Selanjutnya biar goda datang bertubi, pilihan
menyedihkan sebagai irama yang tetap menjadi daya sengat di ranah persada.
Jiwaku berlayar menapaki rahasia, Di pintu pertapaanku yang tetap berjaga agar
dahaga tak tergoda. Hidup apa kata angin, sambil menghirup tantangan dan
merombak total kebiasaan. Yang tak pantas segera kusingkirkan, yang baik segera
kusimpan dalam rekam jejakku di peradaban dan di dasar perjuangan.
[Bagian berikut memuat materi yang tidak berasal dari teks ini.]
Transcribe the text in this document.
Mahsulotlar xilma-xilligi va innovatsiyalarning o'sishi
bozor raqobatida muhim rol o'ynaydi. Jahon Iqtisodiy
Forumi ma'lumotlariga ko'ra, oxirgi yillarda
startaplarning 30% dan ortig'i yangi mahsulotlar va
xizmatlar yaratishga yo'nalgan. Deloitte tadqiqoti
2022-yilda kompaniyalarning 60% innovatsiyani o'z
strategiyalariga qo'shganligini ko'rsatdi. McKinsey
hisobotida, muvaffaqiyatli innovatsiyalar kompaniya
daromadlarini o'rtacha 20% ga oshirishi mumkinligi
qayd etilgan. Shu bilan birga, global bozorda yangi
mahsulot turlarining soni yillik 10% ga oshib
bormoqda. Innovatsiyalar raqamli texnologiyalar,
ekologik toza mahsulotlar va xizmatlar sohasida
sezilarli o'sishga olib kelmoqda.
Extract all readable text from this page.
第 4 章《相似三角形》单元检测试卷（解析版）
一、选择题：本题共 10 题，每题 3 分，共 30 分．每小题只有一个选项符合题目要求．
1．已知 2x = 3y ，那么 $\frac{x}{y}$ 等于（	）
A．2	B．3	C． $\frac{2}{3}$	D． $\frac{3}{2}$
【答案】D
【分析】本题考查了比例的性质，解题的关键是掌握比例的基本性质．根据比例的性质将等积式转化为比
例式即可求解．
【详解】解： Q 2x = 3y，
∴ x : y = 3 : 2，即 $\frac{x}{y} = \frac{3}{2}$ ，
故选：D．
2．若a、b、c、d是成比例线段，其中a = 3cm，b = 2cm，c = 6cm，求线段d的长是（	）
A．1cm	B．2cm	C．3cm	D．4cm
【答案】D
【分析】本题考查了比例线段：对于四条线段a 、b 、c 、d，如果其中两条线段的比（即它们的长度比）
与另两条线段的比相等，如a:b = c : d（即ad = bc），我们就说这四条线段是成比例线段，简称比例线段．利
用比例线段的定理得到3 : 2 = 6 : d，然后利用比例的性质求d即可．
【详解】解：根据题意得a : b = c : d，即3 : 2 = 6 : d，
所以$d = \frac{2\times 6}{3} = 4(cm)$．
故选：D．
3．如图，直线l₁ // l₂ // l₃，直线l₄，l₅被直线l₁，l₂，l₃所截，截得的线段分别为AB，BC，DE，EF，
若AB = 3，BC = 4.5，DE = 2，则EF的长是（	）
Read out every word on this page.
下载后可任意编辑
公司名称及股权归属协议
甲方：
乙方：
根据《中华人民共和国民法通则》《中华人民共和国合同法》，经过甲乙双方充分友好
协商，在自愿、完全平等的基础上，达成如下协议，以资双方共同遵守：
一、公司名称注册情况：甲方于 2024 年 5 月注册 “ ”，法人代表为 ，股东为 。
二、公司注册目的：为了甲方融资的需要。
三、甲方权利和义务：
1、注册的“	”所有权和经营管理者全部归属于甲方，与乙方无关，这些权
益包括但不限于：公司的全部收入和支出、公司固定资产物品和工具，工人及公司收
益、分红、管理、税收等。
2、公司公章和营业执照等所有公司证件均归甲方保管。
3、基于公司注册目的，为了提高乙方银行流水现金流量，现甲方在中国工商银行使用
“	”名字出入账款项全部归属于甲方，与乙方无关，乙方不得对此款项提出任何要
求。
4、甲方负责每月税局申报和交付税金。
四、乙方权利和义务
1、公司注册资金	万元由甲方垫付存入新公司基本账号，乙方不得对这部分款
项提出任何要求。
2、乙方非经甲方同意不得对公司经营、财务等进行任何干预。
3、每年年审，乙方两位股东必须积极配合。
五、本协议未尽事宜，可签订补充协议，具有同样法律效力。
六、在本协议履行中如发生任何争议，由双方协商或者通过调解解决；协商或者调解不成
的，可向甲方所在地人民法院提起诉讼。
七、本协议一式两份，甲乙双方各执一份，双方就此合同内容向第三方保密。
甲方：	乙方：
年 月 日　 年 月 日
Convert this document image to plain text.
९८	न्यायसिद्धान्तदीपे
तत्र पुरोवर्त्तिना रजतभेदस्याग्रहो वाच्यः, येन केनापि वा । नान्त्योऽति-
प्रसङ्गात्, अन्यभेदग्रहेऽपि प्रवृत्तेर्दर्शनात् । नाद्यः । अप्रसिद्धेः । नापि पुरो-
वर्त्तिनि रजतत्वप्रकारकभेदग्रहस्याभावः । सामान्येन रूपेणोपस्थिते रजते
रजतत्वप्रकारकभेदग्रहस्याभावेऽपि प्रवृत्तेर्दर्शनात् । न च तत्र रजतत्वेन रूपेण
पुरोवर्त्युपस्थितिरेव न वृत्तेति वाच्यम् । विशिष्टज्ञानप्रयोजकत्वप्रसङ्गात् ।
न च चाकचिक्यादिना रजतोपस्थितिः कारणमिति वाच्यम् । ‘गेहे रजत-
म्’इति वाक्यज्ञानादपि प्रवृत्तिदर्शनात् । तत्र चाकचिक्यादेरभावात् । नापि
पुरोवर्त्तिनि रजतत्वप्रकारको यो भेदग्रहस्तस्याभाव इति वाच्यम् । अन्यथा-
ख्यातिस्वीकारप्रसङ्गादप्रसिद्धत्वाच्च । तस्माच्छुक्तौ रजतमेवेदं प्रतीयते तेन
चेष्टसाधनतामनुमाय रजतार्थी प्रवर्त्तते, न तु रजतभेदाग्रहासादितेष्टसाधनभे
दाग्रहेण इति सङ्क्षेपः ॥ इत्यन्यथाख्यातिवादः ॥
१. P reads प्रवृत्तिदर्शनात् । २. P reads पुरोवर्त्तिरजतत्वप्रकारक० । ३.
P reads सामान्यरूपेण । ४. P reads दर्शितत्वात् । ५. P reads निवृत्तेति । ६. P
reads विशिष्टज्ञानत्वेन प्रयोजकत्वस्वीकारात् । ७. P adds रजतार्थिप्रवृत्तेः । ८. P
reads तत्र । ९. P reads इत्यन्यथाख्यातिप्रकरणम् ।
Kepada siapa
kalau bukan kepada diriku sendiri, melawan adalah kewajiban. Sebagai anak
manusia yang punya tugas menjadi manusia. Saat dimana wajah zaman yang semakin
muram akibat peradaban tidak imbang. Bercabang tanduk-tanduk di kepala menanduk
para pendusta yang biadab terhadap kemiskinan bangsa.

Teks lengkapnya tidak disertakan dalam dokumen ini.